The issues with our processor led to a long queue of getting new flipbooks processed, which have resulted in our customers having to wait for their new flipbooks on the 25th of July 2018.
The engineering team received alerts within 2 minutes of the first errors appearing in the system, and immediately began troubleshooting the issue. Around 22:15 the root cause was discovered and was confirmed at 22:35 where the processor was shutdown to ensure that flipbooks was available at all time again.

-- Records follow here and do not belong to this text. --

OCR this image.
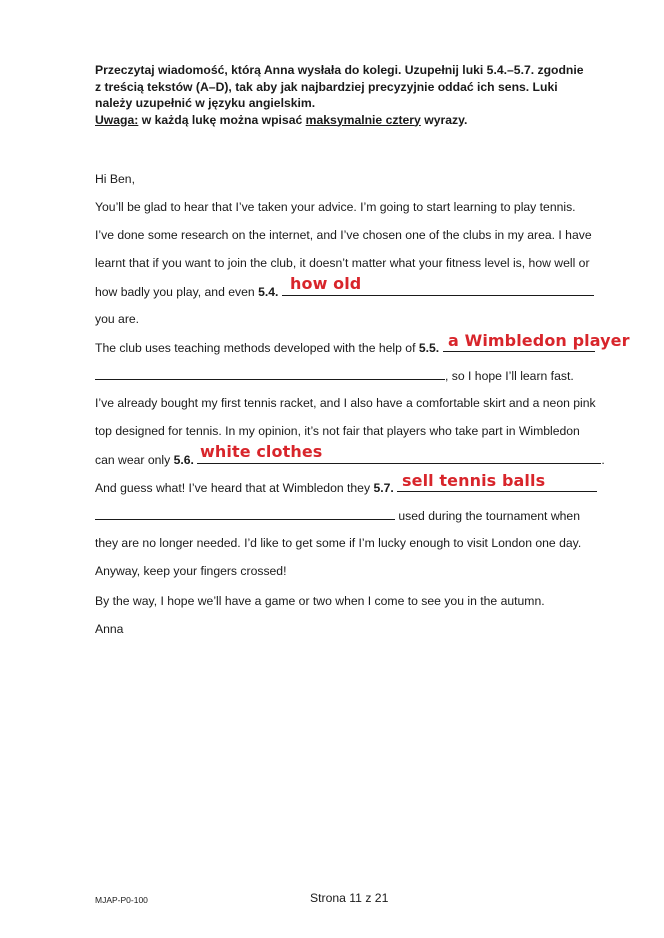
Przeczytaj wiadomość, którą Anna wysłała do kolegi. Uzupełnij luki 5.4.–5.7. zgodnie
z treścią tekstów (A–D), tak aby jak najbardziej precyzyjnie oddać ich sens. Luki
należy uzupełnić w języku angielskim.
Uwaga: w każdą lukę można wpisać maksymalnie cztery wyrazy.
Hi Ben,
You’ll be glad to hear that I’ve taken your advice. I’m going to start learning to play tennis.
I’ve done some research on the internet, and I’ve chosen one of the clubs in my area. I have
learnt that if you want to join the club, it doesn’t matter what your fitness level is, how well or
how badly you play, and even 5.4. how old
you are.
The club uses teaching methods developed with the help of 5.5. a Wimbledon player
, so I hope I’ll learn fast.
I’ve already bought my first tennis racket, and I also have a comfortable skirt and a neon pink
top designed for tennis. In my opinion, it’s not fair that players who take part in Wimbledon
can wear only 5.6.	.
white clothes
And guess what! I’ve heard that at Wimbledon they 5.7. sell tennis balls
used during the tournament when
they are no longer needed. I’d like to get some if I’m lucky enough to visit London one day.
Anyway, keep your fingers crossed!
By the way, I hope we’ll have a game or two when I come to see you in the autumn.
Anna
MJAP-P0-100	Strona 11 z 21
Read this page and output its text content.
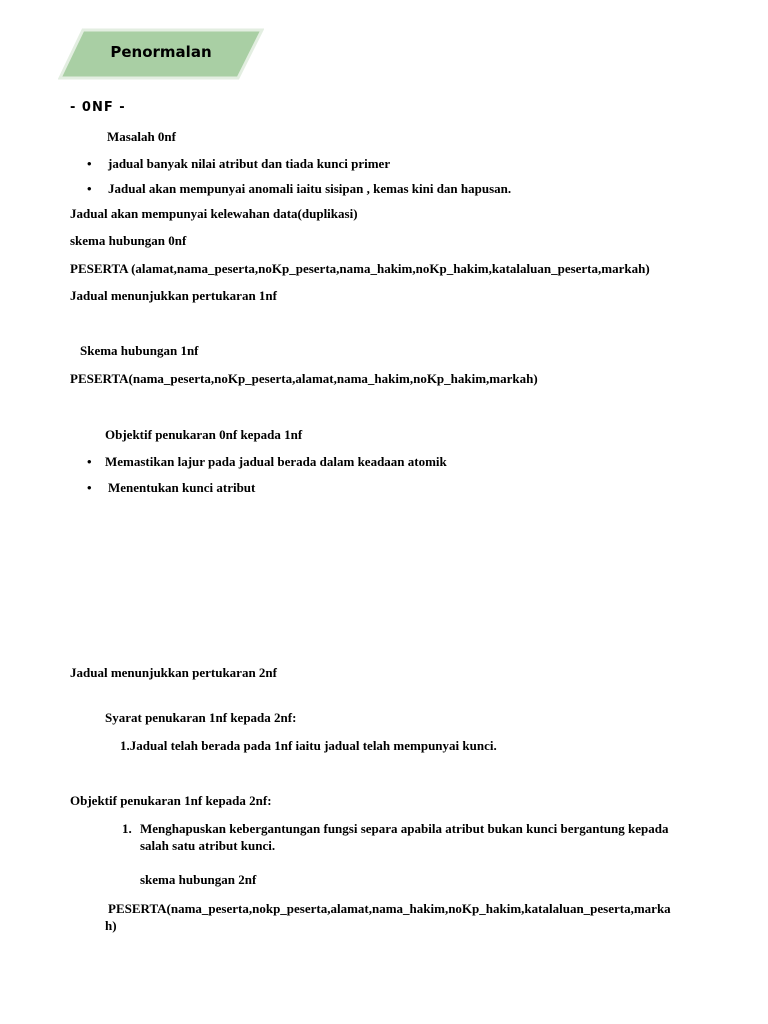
Penormalan
- 0NF -
Masalah 0nf
• jadual banyak nilai atribut dan tiada kunci primer
• Jadual akan mempunyai anomali iaitu sisipan , kemas kini dan hapusan.
Jadual akan mempunyai kelewahan data(duplikasi)
skema hubungan 0nf
PESERTA (alamat,nama_peserta,noKp_peserta,nama_hakim,noKp_hakim,katalaluan_peserta,markah)
Jadual menunjukkan pertukaran 1nf
Skema hubungan 1nf
PESERTA(nama_peserta,noKp_peserta,alamat,nama_hakim,noKp_hakim,markah)
Objektif penukaran 0nf kepada 1nf
• Memastikan lajur pada jadual berada dalam keadaan atomik
• Menentukan kunci atribut
Jadual menunjukkan pertukaran 2nf
Syarat penukaran 1nf kepada 2nf:
1.Jadual telah berada pada 1nf iaitu jadual telah mempunyai kunci.
Objektif penukaran 1nf kepada 2nf:
1. Menghapuskan kebergantungan fungsi separa apabila atribut bukan kunci bergantung kepada
salah satu atribut kunci.
skema hubungan 2nf
PESERTA(nama_peserta,nokp_peserta,alamat,nama_hakim,noKp_hakim,katalaluan_peserta,marka
h)
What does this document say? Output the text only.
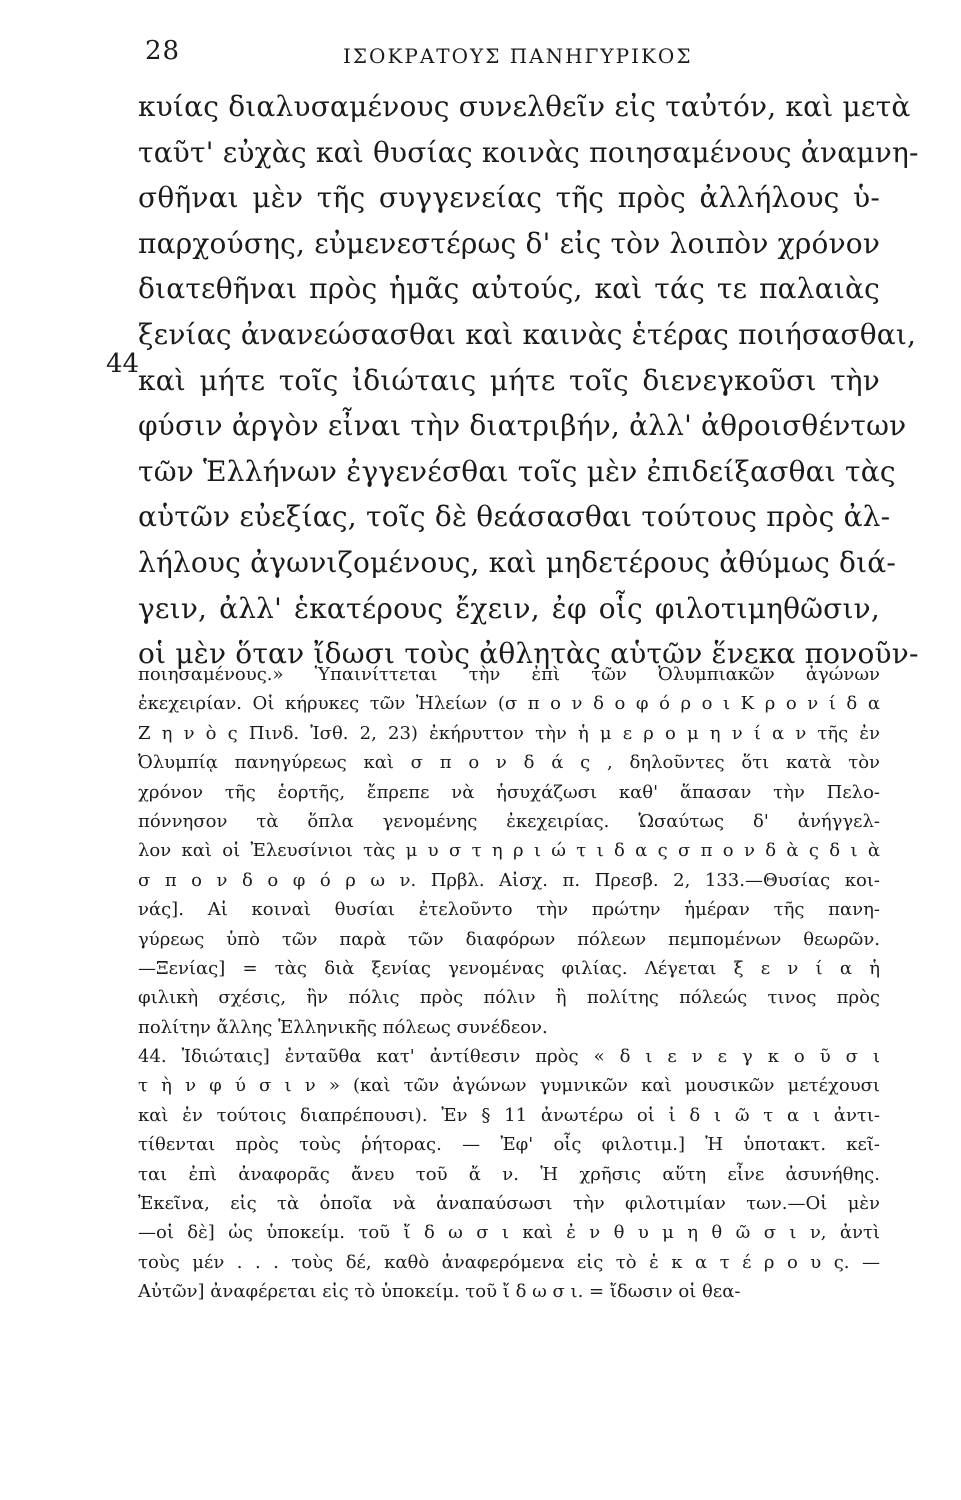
28	ΙΣΟΚΡΑΤΟΥΣ ΠΑΝΗΓΥΡΙΚΟΣ
44
κυίας διαλυσαμένους συνελθεῖν εἰς ταὐτόν, καὶ μετὰ
ταῦτ' εὐχὰς καὶ θυσίας κοινὰς ποιησαμένους ἀναμνη-
σθῆναι μὲν τῆς συγγενείας τῆς πρὸς ἀλλήλους ὑ-
παρχούσης, εὐμενεστέρως δ' εἰς τὸν λοιπὸν χρόνον
διατεθῆναι πρὸς ἡμᾶς αὐτούς, καὶ τάς τε παλαιὰς
ξενίας ἀνανεώσασθαι καὶ καινὰς ἑτέρας ποιήσασθαι,
καὶ μήτε τοῖς ἰδιώταις μήτε τοῖς διενεγκοῦσι τὴν
φύσιν ἀργὸν εἶναι τὴν διατριβήν, ἀλλ' ἀθροισθέντων
τῶν Ἑλλήνων ἐγγενέσθαι τοῖς μὲν ἐπιδείξασθαι τὰς
αὑτῶν εὐεξίας, τοῖς δὲ θεάσασθαι τούτους πρὸς ἀλ-
λήλους ἀγωνιζομένους, καὶ μηδετέρους ἀθύμως διά-
γειν, ἀλλ' ἑκατέρους ἔχειν, ἐφ οἷς φιλοτιμηθῶσιν,
οἱ μὲν ὅταν ἴδωσι τοὺς ἀθλητὰς αὑτῶν ἕνεκα πονοῦν-
ποιησαμένους.» Ὑπαινίττεται τὴν ἐπὶ τῶν Ὀλυμπιακῶν ἀγώνων
ἐκεχειρίαν. Οἱ κήρυκες τῶν Ἠλείων (σ π ο ν δ ο φ ό ρ ο ι Κ ρ ο ν ί δ α
Ζ η ν ὸ ς Πινδ. Ἰσθ. 2, 23) ἐκήρυττον τὴν ἡ μ ε ρ ο μ η ν ί α ν τῆς ἐν
Ὀλυμπίᾳ πανηγύρεως καὶ σ π ο ν δ ά ς , δηλοῦντες ὅτι κατὰ τὸν
χρόνον τῆς ἑορτῆς, ἔπρεπε νὰ ἡσυχάζωσι καθ' ἅπασαν τὴν Πελο-
πόννησον τὰ ὅπλα γενομένης ἐκεχειρίας. Ὡσαύτως δ' ἀνήγγελ-
λον καὶ οἱ Ἐλευσίνιοι τὰς μ υ σ τ η ρ ι ώ τ ι δ α ς σ π ο ν δ ὰ ς δ ι ὰ
σ π ο ν δ ο φ ό ρ ω ν. Πρβλ. Αἰσχ. π. Πρεσβ. 2, 133.—Θυσίας κοι-
νάς]. Αἱ κοιναὶ θυσίαι ἐτελοῦντο τὴν πρώτην ἡμέραν τῆς πανη-
γύρεως ὑπὸ τῶν παρὰ τῶν διαφόρων πόλεων πεμπομένων θεωρῶν.
—Ξενίας] = τὰς διὰ ξενίας γενομένας φιλίας. Λέγεται ξ ε ν ί α ἡ
φιλικὴ σχέσις, ἣν πόλις πρὸς πόλιν ἢ πολίτης πόλεώς τινος πρὸς
πολίτην ἄλλης Ἑλληνικῆς πόλεως συνέδεον.
44. Ἰδιώταις] ἐνταῦθα κατ' ἀντίθεσιν πρὸς « δ ι ε ν ε γ κ ο ῦ σ ι
τ ὴ ν φ ύ σ ι ν » (καὶ τῶν ἀγώνων γυμνικῶν καὶ μουσικῶν μετέχουσι
καὶ ἐν τούτοις διαπρέπουσι). Ἐν § 11 ἀνωτέρω οἱ ἰ δ ι ῶ τ α ι ἀντι-
τίθενται πρὸς τοὺς ῥήτορας. — Ἐφ' οἷς φιλοτιμ.] Ἡ ὑποτακτ. κεῖ-
ται ἐπὶ ἀναφορᾶς ἄνευ τοῦ ἄ ν. Ἡ χρῆσις αὕτη εἶνε ἀσυνήθης.
Ἐκεῖνα, εἰς τὰ ὁποῖα νὰ ἀναπαύσωσι τὴν φιλοτιμίαν των.—Οἱ μὲν
—οἱ δὲ] ὡς ὑποκείμ. τοῦ ἴ δ ω σ ι καὶ ἐ ν θ υ μ η θ ῶ σ ι ν, ἀντὶ
τοὺς μέν . . . τοὺς δέ, καθὸ ἀναφερόμενα εἰς τὸ ἑ κ α τ έ ρ ο υ ς. —
Αὐτῶν] ἀναφέρεται εἰς τὸ ὑποκείμ. τοῦ ἴ δ ω σ ι. = ἴδωσιν οἱ θεα-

In addition to solving the issue we will be implementing some changes: • Whenever there are made changes that have effects on the length of transaction scope there will be further review and testing to ensure our scopes are as short as possible to prevent deadlocks. • Due to the extended queue in our processor we will be looking at improving the speed of processing new flipbooks, to be able to clear the queue faster in the future when we see high numbers. • To speed up diagnosis time in the future we will add further monitoring to our system, especially our database will be further monitored to ensure we have more qualified data available for debugging issues that might turn up in the future.
We would again like to apologize for the impact this incident had on all our customers and their clients. We take all issues the affects availability and performance of our system extremely serious, especially when it affects all customer facing parts of our system. We will do further investigations to ensure that there are no further pitfalls that could affect our availability and performance, this is done to ensure that our customers always can trust that flipbooks will be online.